The Anglican Communion is led by about 800 bishops. Robinson, the bishop of New Hampshire, is the only openly gay bishop ever to be consecrated since the time of Christ. The Anglican Communion, like the Catholic Church from which it emerged, believes that its bishops are the direct spiritual descendants of the twelve disciples of Christ. Robinson wore a bulletproof vest to his installation and, every day since, the local police have driven by his rural New Hampshire home to provide him protection in the face of a steady stream of death threats.
Durango Community Cinema is a partnership with PBS that provides free cinematic screenings of the programs aired on the Independent Lens television series.
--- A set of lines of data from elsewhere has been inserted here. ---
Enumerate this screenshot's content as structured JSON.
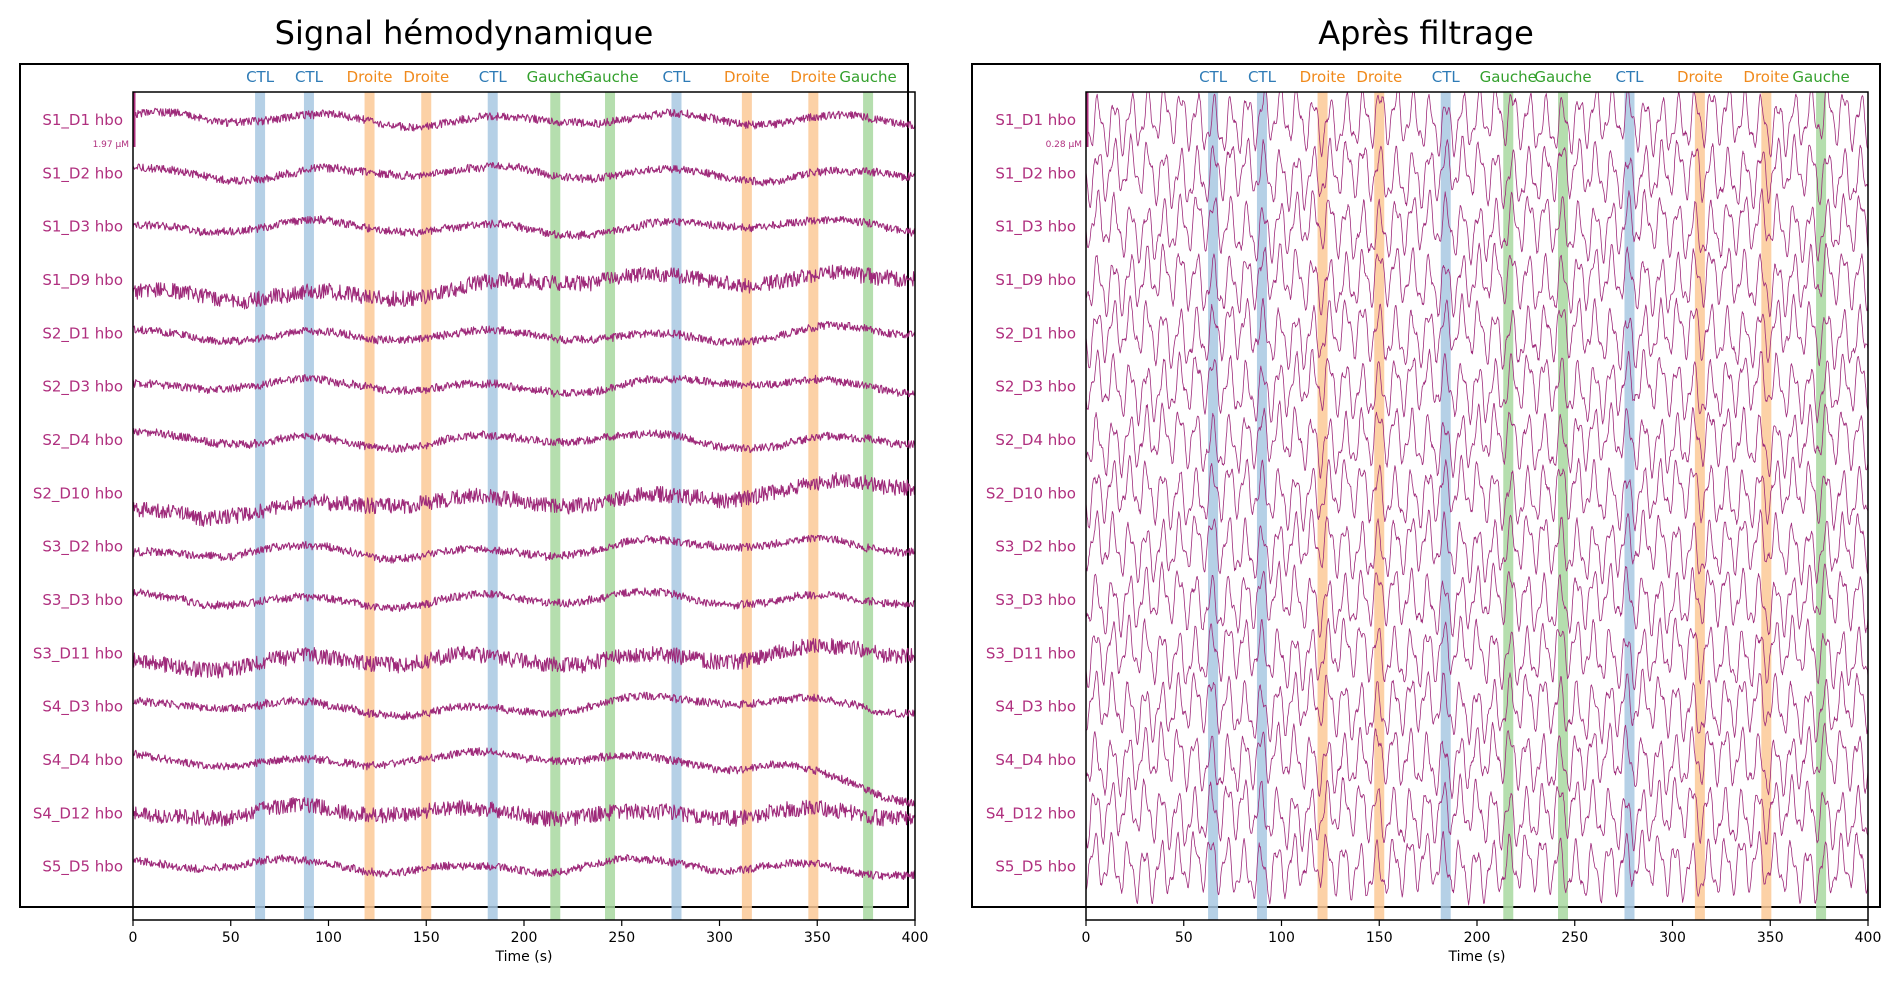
{
  "colors": {
    "trace": "#9e2a7a",
    "channel_label": "#b0307f",
    "ctl": "#2e7bb6",
    "droite": "#f08a1c",
    "gauche": "#33a02c",
    "ctl_band": "#a8c8e2",
    "droite_band": "#fcc996",
    "gauche_band": "#a8d8a0",
    "frame": "#000000"
  },
  "chart_data": [
    {
      "type": "line",
      "title": "Signal hémodynamique",
      "xlabel": "Time (s)",
      "xlim": [
        0,
        400
      ],
      "xticks": [
        0,
        50,
        100,
        150,
        200,
        250,
        300,
        350,
        400
      ],
      "scale_label": "1.97 µM",
      "channels": [
        "S1_D1 hbo",
        "S1_D2 hbo",
        "S1_D3 hbo",
        "S1_D9 hbo",
        "S2_D1 hbo",
        "S2_D3 hbo",
        "S2_D4 hbo",
        "S2_D10 hbo",
        "S3_D2 hbo",
        "S3_D3 hbo",
        "S3_D11 hbo",
        "S4_D3 hbo",
        "S4_D4 hbo",
        "S4_D12 hbo",
        "S5_D5 hbo"
      ],
      "trace_style": "raw",
      "events": [
        {
          "label": "CTL",
          "time": 65,
          "condition": "CTL"
        },
        {
          "label": "CTL",
          "time": 90,
          "condition": "CTL"
        },
        {
          "label": "Droite",
          "time": 121,
          "condition": "Droite"
        },
        {
          "label": "Droite",
          "time": 150,
          "condition": "Droite"
        },
        {
          "label": "CTL",
          "time": 184,
          "condition": "CTL"
        },
        {
          "label": "Gauche",
          "time": 216,
          "condition": "Gauche"
        },
        {
          "label": "Gauche",
          "time": 244,
          "condition": "Gauche"
        },
        {
          "label": "CTL",
          "time": 278,
          "condition": "CTL"
        },
        {
          "label": "Droite",
          "time": 314,
          "condition": "Droite"
        },
        {
          "label": "Droite",
          "time": 348,
          "condition": "Droite"
        },
        {
          "label": "Gauche",
          "time": 376,
          "condition": "Gauche"
        }
      ]
    },
    {
      "type": "line",
      "title": "Après filtrage",
      "xlabel": "Time (s)",
      "xlim": [
        0,
        400
      ],
      "xticks": [
        0,
        50,
        100,
        150,
        200,
        250,
        300,
        350,
        400
      ],
      "scale_label": "0.28 µM",
      "channels": [
        "S1_D1 hbo",
        "S1_D2 hbo",
        "S1_D3 hbo",
        "S1_D9 hbo",
        "S2_D1 hbo",
        "S2_D3 hbo",
        "S2_D4 hbo",
        "S2_D10 hbo",
        "S3_D2 hbo",
        "S3_D3 hbo",
        "S3_D11 hbo",
        "S4_D3 hbo",
        "S4_D4 hbo",
        "S4_D12 hbo",
        "S5_D5 hbo"
      ],
      "trace_style": "filtered",
      "events": [
        {
          "label": "CTL",
          "time": 65,
          "condition": "CTL"
        },
        {
          "label": "CTL",
          "time": 90,
          "condition": "CTL"
        },
        {
          "label": "Droite",
          "time": 121,
          "condition": "Droite"
        },
        {
          "label": "Droite",
          "time": 150,
          "condition": "Droite"
        },
        {
          "label": "CTL",
          "time": 184,
          "condition": "CTL"
        },
        {
          "label": "Gauche",
          "time": 216,
          "condition": "Gauche"
        },
        {
          "label": "Gauche",
          "time": 244,
          "condition": "Gauche"
        },
        {
          "label": "CTL",
          "time": 278,
          "condition": "CTL"
        },
        {
          "label": "Droite",
          "time": 314,
          "condition": "Droite"
        },
        {
          "label": "Droite",
          "time": 348,
          "condition": "Droite"
        },
        {
          "label": "Gauche",
          "time": 376,
          "condition": "Gauche"
        }
      ]
    }
  ]
}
Bliss Bruen brought the program to Durango in 2010 with a screening of “Wallace Stegner: A Documentary” and has handed the coordinator duties off to Suzanne Tyrpak at the Durango Discovery Museum, which hosts the free screenings on occasional Wednesdays. “Love Free or Die” will be the 28th movie in the series.
“As a huge fan of PBS, my goal was to create something tangible and concrete in Southwest Colorado around the amazing programming Rocky Mountain PBS offers,” Bruen said. “Having Suzanne Tyrpak come forward this spring for the Durango Discovery Museum means I have no fears about the program continuing, even more robustly than in the past. She’s a very creative and determined individual and it is an honor to have her offer to assume the job.”
The museum added a new projector and sound system and can seat 150 viewers for each screening.
“I am so happy I never walked away saying ‘this is too hard’ or ‘I am too inept an organizer of volunteers,’” Bruen said. “I believed that we could eventually embed this and finally with some key players in place, it’s getting almost institutionalized.”
The Community Cinema/Independent Lens series runs for 10 months and will resume in September, but Tyrpak plans to hold two special film events in July and August to fill in the gap.